Las autoridades polacas calificaron el incidente como un grave ciberataque a la infraestructura energética del país. Milosz Motyka, ministro de Energía de Polonia, afirmó que el ataque fue “el más fuerte” visto en los últimos años, aunque las defensas se mantuvieron y el malware no logró el efecto deseado. Investigadores y representantes gubernamentales informaron que no se produjo ninguna interrupción operativa como resultado del despliegue del malware.

Sandworm, también rastreado por empresas de ciberseguridad como UAC-0113 y APT44, es ampliamente considerado como un actor de amenaza estatal con vínculos con la unidad de inteligencia militar rusa (GRU) y una larga historia de operaciones cibernéticas dirigidas a infraestructuras críticas.

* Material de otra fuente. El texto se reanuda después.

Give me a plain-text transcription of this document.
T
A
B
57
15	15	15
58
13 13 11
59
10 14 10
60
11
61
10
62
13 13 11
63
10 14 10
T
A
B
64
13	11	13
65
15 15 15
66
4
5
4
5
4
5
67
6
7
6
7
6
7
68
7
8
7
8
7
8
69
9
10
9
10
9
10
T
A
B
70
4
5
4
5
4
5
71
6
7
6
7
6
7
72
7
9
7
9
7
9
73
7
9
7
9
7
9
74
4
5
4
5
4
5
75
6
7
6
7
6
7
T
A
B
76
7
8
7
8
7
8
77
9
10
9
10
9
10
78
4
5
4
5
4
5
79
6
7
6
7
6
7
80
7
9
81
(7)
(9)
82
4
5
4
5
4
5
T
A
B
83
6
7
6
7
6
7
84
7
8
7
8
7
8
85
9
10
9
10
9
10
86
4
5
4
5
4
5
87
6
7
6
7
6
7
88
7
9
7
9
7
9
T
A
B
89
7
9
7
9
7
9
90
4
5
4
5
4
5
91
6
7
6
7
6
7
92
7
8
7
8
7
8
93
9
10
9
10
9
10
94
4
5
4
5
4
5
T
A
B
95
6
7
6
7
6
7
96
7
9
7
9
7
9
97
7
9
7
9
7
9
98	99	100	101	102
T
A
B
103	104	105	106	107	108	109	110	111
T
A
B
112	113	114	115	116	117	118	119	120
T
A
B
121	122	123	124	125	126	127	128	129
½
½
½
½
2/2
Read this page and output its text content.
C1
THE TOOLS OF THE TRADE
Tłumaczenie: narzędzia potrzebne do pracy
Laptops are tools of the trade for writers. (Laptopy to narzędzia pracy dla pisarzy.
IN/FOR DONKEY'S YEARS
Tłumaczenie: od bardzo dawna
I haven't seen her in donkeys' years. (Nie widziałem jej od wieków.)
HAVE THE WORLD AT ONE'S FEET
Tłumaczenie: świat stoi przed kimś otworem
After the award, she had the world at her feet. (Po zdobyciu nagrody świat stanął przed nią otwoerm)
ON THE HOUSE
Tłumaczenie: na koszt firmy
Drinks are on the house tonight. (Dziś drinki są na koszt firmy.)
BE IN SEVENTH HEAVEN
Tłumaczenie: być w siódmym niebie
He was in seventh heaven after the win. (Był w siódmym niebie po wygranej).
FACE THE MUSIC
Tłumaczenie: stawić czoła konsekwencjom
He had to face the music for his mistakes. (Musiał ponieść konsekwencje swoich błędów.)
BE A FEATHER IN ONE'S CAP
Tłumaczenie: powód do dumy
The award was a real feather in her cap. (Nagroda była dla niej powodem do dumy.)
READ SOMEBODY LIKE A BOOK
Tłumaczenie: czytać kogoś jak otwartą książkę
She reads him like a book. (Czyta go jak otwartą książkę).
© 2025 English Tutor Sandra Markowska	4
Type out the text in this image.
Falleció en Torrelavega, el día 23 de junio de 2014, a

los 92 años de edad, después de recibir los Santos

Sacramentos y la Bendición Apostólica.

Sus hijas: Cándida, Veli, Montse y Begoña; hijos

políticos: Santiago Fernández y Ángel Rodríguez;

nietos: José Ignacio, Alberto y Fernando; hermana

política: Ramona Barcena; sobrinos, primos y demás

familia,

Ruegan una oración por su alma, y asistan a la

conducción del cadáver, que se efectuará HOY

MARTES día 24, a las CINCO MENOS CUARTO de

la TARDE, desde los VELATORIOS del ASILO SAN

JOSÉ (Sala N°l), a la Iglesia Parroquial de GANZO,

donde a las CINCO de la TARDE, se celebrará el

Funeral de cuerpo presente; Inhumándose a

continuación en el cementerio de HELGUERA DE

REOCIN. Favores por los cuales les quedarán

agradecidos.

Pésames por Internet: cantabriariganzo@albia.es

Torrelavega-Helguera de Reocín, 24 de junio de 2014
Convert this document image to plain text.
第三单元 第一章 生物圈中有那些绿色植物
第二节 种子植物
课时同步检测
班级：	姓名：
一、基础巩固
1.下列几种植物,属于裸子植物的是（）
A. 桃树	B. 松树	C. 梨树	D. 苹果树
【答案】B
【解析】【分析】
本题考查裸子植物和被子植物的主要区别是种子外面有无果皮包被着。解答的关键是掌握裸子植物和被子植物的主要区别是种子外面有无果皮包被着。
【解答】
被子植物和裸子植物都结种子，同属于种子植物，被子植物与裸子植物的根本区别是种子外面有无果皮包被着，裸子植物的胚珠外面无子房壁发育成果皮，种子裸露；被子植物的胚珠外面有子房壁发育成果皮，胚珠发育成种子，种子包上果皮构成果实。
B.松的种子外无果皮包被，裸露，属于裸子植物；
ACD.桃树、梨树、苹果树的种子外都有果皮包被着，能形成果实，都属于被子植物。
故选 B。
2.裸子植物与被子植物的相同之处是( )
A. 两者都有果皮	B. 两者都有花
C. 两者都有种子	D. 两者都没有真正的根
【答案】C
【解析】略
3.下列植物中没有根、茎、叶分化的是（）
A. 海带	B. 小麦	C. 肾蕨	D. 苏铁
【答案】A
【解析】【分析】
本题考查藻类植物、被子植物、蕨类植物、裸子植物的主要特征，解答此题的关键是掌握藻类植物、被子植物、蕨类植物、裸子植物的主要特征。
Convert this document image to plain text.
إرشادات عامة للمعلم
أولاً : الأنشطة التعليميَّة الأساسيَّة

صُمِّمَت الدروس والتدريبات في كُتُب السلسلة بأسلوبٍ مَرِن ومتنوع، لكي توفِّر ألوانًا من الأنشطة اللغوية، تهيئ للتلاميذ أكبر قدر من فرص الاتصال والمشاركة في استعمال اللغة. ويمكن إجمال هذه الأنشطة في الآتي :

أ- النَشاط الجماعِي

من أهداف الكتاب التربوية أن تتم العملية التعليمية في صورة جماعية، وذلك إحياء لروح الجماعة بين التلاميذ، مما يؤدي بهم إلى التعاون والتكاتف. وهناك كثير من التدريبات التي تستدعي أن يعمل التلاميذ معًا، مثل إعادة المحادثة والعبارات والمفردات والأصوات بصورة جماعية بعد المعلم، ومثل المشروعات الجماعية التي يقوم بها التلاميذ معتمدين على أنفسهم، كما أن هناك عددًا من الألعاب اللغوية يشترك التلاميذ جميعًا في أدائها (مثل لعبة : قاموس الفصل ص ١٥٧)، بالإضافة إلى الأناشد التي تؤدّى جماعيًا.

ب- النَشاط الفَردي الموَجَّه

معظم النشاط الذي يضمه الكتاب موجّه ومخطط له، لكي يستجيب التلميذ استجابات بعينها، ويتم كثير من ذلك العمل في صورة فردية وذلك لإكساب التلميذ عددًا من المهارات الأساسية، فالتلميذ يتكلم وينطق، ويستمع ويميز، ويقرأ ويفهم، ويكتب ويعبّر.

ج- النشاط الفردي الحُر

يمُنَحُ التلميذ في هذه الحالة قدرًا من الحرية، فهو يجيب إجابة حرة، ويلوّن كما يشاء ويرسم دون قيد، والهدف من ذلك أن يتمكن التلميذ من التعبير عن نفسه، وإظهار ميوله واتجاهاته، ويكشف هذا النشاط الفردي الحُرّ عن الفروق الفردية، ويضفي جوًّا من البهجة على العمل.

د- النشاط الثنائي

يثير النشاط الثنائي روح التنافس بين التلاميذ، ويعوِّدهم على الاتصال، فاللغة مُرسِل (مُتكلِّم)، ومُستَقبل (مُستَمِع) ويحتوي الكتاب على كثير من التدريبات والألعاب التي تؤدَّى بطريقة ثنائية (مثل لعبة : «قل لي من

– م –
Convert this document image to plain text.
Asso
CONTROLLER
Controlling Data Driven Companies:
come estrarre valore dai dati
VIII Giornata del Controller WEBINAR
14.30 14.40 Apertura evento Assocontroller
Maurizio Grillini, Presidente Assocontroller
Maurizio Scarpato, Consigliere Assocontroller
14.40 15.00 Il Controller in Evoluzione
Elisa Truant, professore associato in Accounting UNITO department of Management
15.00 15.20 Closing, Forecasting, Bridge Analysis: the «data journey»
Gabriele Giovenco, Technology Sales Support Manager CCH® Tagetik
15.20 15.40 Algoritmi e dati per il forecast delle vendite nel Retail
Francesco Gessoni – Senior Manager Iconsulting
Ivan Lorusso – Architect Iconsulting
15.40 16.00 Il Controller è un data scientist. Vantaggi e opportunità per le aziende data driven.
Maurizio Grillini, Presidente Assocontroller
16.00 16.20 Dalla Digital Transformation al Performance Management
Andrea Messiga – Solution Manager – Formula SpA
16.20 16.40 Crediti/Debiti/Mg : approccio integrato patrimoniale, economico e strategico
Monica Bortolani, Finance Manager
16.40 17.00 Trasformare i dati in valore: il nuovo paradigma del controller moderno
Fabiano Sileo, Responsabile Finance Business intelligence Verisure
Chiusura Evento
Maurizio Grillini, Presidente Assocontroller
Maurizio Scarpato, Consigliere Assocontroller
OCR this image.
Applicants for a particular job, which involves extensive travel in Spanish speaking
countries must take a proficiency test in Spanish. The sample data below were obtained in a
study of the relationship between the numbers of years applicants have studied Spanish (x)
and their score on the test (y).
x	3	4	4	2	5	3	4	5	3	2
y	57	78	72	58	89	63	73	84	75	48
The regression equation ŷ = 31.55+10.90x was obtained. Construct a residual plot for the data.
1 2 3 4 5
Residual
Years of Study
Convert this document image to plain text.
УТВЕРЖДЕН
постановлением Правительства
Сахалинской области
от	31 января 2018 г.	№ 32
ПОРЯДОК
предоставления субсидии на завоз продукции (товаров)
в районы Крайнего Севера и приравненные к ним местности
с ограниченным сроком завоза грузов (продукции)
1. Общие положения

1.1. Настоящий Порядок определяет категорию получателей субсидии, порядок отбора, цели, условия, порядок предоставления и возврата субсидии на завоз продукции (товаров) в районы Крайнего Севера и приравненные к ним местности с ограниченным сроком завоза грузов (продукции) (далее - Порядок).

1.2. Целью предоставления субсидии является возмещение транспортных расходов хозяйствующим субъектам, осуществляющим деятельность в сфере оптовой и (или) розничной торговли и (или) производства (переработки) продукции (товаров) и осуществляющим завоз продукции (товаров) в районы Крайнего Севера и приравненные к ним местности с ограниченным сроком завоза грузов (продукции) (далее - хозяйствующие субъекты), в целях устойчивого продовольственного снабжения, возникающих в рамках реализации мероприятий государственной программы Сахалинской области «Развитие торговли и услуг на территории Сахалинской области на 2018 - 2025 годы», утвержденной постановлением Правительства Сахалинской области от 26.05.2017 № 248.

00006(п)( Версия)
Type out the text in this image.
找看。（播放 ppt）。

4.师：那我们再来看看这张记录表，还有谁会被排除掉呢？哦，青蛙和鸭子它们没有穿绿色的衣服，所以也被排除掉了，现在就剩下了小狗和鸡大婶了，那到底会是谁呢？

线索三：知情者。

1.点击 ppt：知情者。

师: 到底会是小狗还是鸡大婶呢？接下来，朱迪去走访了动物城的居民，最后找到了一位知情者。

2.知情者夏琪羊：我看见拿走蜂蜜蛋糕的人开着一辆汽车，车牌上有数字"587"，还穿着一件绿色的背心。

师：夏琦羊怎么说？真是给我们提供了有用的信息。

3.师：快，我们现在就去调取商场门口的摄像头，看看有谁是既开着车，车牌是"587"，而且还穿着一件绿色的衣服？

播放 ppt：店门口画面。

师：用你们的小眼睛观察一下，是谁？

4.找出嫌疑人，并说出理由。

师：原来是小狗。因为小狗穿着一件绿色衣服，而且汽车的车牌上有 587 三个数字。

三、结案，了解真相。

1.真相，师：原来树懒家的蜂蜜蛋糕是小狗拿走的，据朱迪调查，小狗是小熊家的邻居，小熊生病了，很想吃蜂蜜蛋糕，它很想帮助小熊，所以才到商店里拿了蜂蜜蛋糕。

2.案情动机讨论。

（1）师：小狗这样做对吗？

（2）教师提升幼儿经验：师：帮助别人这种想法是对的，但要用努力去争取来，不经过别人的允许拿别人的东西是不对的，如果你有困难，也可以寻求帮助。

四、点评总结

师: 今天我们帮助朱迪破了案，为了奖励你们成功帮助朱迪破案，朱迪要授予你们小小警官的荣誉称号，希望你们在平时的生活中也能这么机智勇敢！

El grupo ha estado previamente vinculado a ataques destructivos contra sistemas energéticos, incluyendo un ataque con limpiaparabrisas en 2015 a la red eléctrica de Ucrania que provocó cortes de suministro a aproximadamente 230.000 clientes.

Las autoridades e investigadores polacos no han revelado detalles técnicos completos sobre cómo los atacantes obtuvieron acceso inicial a los sistemas energéticos ni la cronología de la intrusión. El análisis de ESET señaló que las similitudes en “tácticas, técnicas y procedimientos” del malware apoyan la atribución a Sandworm, un grupo con historial de despliegue de malware de borrador en otras campañas a lo largo de 2025.

El momento del ataque, que ocurrió casi diez años después del ataque a la red eléctrica de Ucrania en 2015, también vinculado a Sandworm, llamó la atención de analistas de ciberseguridad. El primer ministro polaco Donald Tusk dijo que las autoridades seguirán reforzando las defensas cibernéticas y trabajando con socios internacionales para proteger infraestructuras críticas de amenazas similares.